Мидуинтер слабо улыбнулся.

— У меня всегда крайности, — сказал он. — Моя рука была горяча, как огонь, в первый раз, как вы взяли ее в деревенской гостинице. Перейдем к тому затруднению, о котором вы еще не упомянули. Вы молоды, богаты, сам себе господин, и она любит вас. Какое тут может быть затруднение?

Аллэн колебался.

— Я, право, не знаю, как сказать, — отвечал он. — Как вы сейчас сказали, я люблю ее, и она любит меня, а между тем между нами есть какое-то затруднение. Влюбленные много говорят о себе, по крайней мере я. Я рассказал ей все о себе, о моей матери и как мне досталось это имение, словом, все. Ну, хотя это не поражает меня, когда мы вместе, мне приходит иногда в голову, когда я не с нею, что она немногое говорит со своей стороны, словом, я знаю о ней не более вас.

— Вы хотите сказать, что вы ничего не знаете о семействе и родных мисс Гуильт?

— Именно.

— Разве вы никогда не спрашивали ее о них?

— Я упомянул кое-что намедни и боюсь, что сказал не совсем кстати. Она приняла такой вид… Право я не умею вам сказать, не то чтобы недовольный… О! Что это, как трудно найти слова! Я отдал бы все на свете, Мидуинтер, если бы мог найти настоящее слово, когда оно мне нужно, так, как вы.

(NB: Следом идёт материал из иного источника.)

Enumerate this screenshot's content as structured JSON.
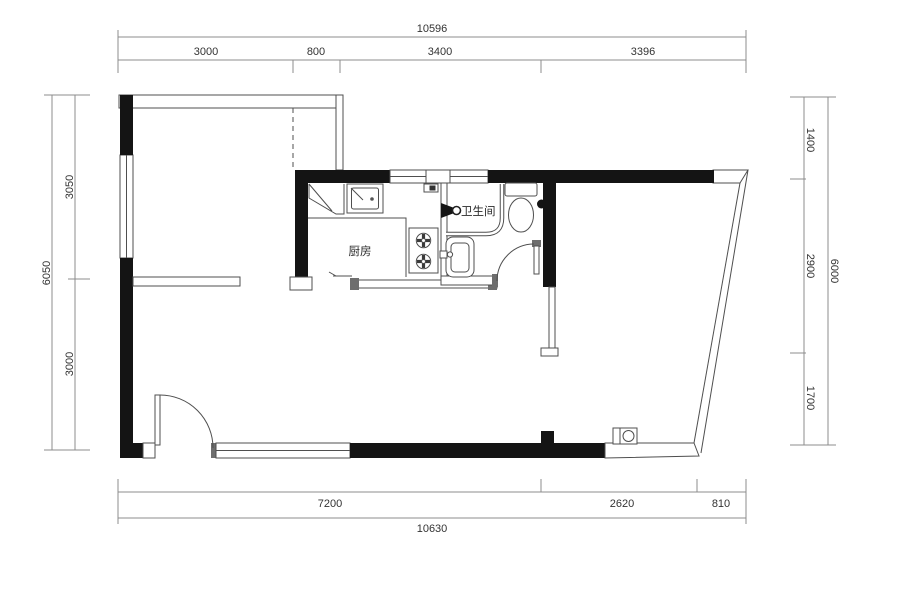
{
  "dimensions": {
    "top": {
      "overall": "10596",
      "segments": [
        "3000",
        "800",
        "3400",
        "3396"
      ]
    },
    "bottom": {
      "overall": "10630",
      "segments": [
        "7200",
        "2620",
        "810"
      ]
    },
    "left": {
      "overall": "6050",
      "segments": [
        "3050",
        "3000"
      ]
    },
    "right": {
      "overall": "6000",
      "segments": [
        "1400",
        "2900",
        "1700"
      ]
    }
  },
  "rooms": {
    "kitchen": "厨房",
    "bathroom": "卫生间"
  },
  "colors": {
    "wall": "#141414",
    "line": "#4f4f4f",
    "dim": "#8c8c8c",
    "text": "#333333",
    "bg": "#ffffff"
  }
}
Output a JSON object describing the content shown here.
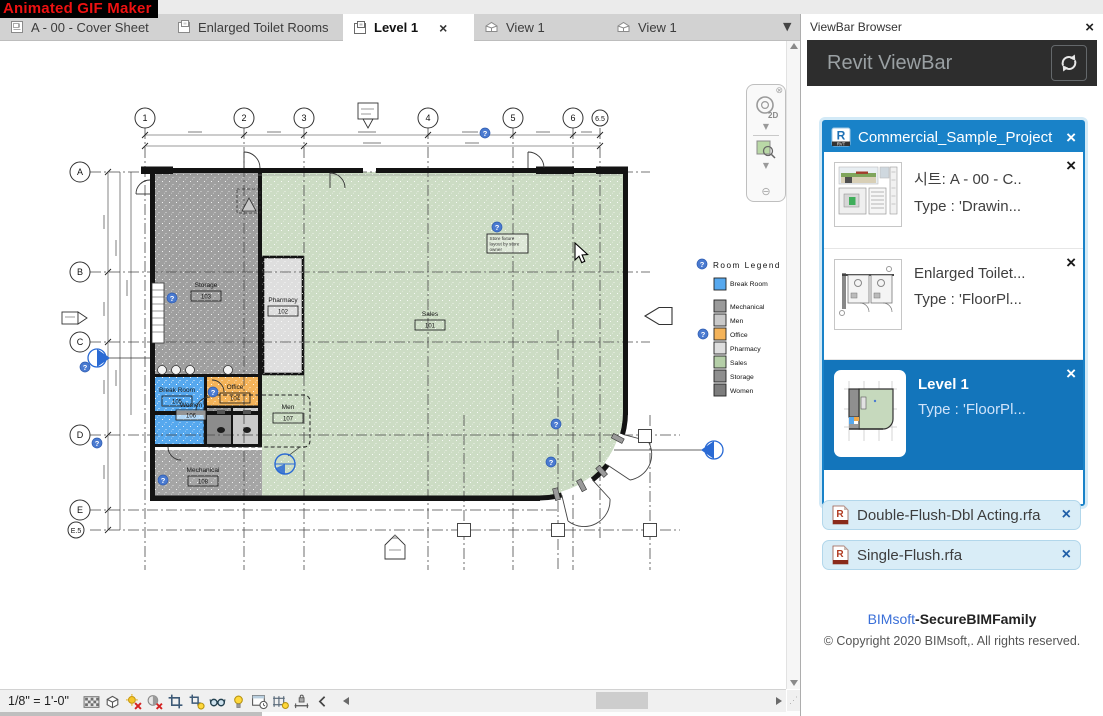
{
  "overlay": {
    "title": "Animated GIF Maker"
  },
  "tabbar": {
    "tabs": [
      {
        "label": "A - 00 - Cover Sheet"
      },
      {
        "label": "Enlarged Toilet Rooms"
      },
      {
        "label": "Level 1"
      },
      {
        "label": "View 1"
      },
      {
        "label": "View 1"
      }
    ]
  },
  "panel": {
    "title": "ViewBar Browser",
    "brand": "Revit ViewBar",
    "project": {
      "name": "Commercial_Sample_Project",
      "badge": "RVT",
      "items": [
        {
          "line1": "시트: A - 00 - C..",
          "line2": "Type : 'Drawin..."
        },
        {
          "line1": "Enlarged Toilet...",
          "line2": "Type : 'FloorPl..."
        },
        {
          "line1": "Level 1",
          "line2": "Type : 'FloorPl..."
        }
      ]
    },
    "families": [
      {
        "name": "Double-Flush-Dbl Acting.rfa"
      },
      {
        "name": "Single-Flush.rfa"
      }
    ],
    "footer": {
      "link": "BIMsoft",
      "suffix": "-SecureBIMFamily",
      "copyright": "© Copyright 2020 BIMsoft,. All rights reserved."
    }
  },
  "statusbar": {
    "scale": "1/8\" = 1'-0\""
  },
  "plan": {
    "grid_cols": [
      "1",
      "2",
      "3",
      "4",
      "5",
      "6",
      "6.5"
    ],
    "grid_rows": [
      "A",
      "B",
      "C",
      "D",
      "E",
      "E.5"
    ],
    "rooms": [
      {
        "name": "Sales",
        "number": "101",
        "color": "#ccdcc4"
      },
      {
        "name": "Pharmacy",
        "number": "102",
        "color": "#dedede"
      },
      {
        "name": "Storage",
        "number": "103",
        "color": "#9f9f9f"
      },
      {
        "name": "Office",
        "number": "104",
        "color": "#f4b359"
      },
      {
        "name": "Break Room",
        "number": "105",
        "color": "#56a8ee"
      },
      {
        "name": "Women",
        "number": "106",
        "color": "#8c8c8c"
      },
      {
        "name": "Men",
        "number": "107",
        "color": "#c9c9c9"
      },
      {
        "name": "Mechanical",
        "number": "108",
        "color": "#a5a5a5"
      }
    ],
    "legend": {
      "title": "Room Legend",
      "entries": [
        {
          "label": "Break Room",
          "color": "#56a8ee"
        },
        {
          "label": "Mechanical",
          "color": "#9a9a9a"
        },
        {
          "label": "Men",
          "color": "#c9c9c9"
        },
        {
          "label": "Office",
          "color": "#f4b359"
        },
        {
          "label": "Pharmacy",
          "color": "#dedede"
        },
        {
          "label": "Sales",
          "color": "#b5cfa8"
        },
        {
          "label": "Storage",
          "color": "#8f8f8f"
        },
        {
          "label": "Women",
          "color": "#7d7d7d"
        }
      ]
    },
    "note": {
      "line1": "Store fixture",
      "line2": "layout by store",
      "line3": "owner"
    }
  }
}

— Мисс Гуильт отвечала вам что-нибудь?

— Вот я к этому-то и прихожу. Она сказала: «Я должна буду рассказать вам когда-нибудь грустную историю, мистер Армадэль, о себе и о моем семействе, но вы кажетесь так счастливы, а обстоятельства эти так печальны, что у меня недостает духа говорить с вами о них теперь». Она говорила со слезами на глазах, мой милый, со слезами на глазах! Разумеется, я тотчас переменил разговор. Как же теперь опять воротиться к этому предмету деликатно, не заставляя ее плакать? А мы должны воротиться к нему, не для меня, я очень рад жениться на ней прежде и слышать о ее семейных несчастьях потом. Но я знаю мистера Брока. Если я не смогу сообщить ему удовлетворительных сведений о ее родных, когда напишу ему об этом (а я, разумеется, должен это сделать), он, конечно, выскажется против. Я, разумеется, завишу сам от себя и могу поступить как хочу, но милый старик Брок был таким добрым другом моей бедной матери и таким добрым другом для меня.., вы понимаете, что я хочу сказать?

— Конечно, Аллэн. Мистер Брок был для вас вторым отцом. Всякое разногласие между вами в таком серьезном деле, как это, было бы самым печальным обстоятельством, какое только могло бы случиться. Вы должны уверить его, что мисс Гуильт — в чем я совершенно уверен — достойна, во всех отношениях достойна…

Голос его замер против его воли, и он не кончил фразу.

— Я сам это чувствую, — начал Аллэн. — Теперь мы можем перейти к тому, о чем я особенно желал посоветоваться с вами. Если бы вы были на моем месте, Мидуинтер, вы сумели бы сказать ей все как следует. Вы сказали бы это деликатно, даже если бы начали совершенно издалека. Я не могу этого сделать. Я болтлив и ужасно боюсь сказать что-нибудь такое, что огорчит ее. Семейные несчастья — такой щекотливый предмет, особенно с такими утонченными и нежно сердечными женщинами, как мисс Гуильт. Может быть, в ее семействе была какая-нибудь страшная смерть, может быть, какой-нибудь ее родственник обесславил себя, какая-нибудь адская жестокость принудила бедняжку пойти в гувернантки. Мне пришло в голову, не может ли майор помочь мне. Может быть, он знал о семейных обстоятельствах мисс Гуильт, прежде чем нанял ее?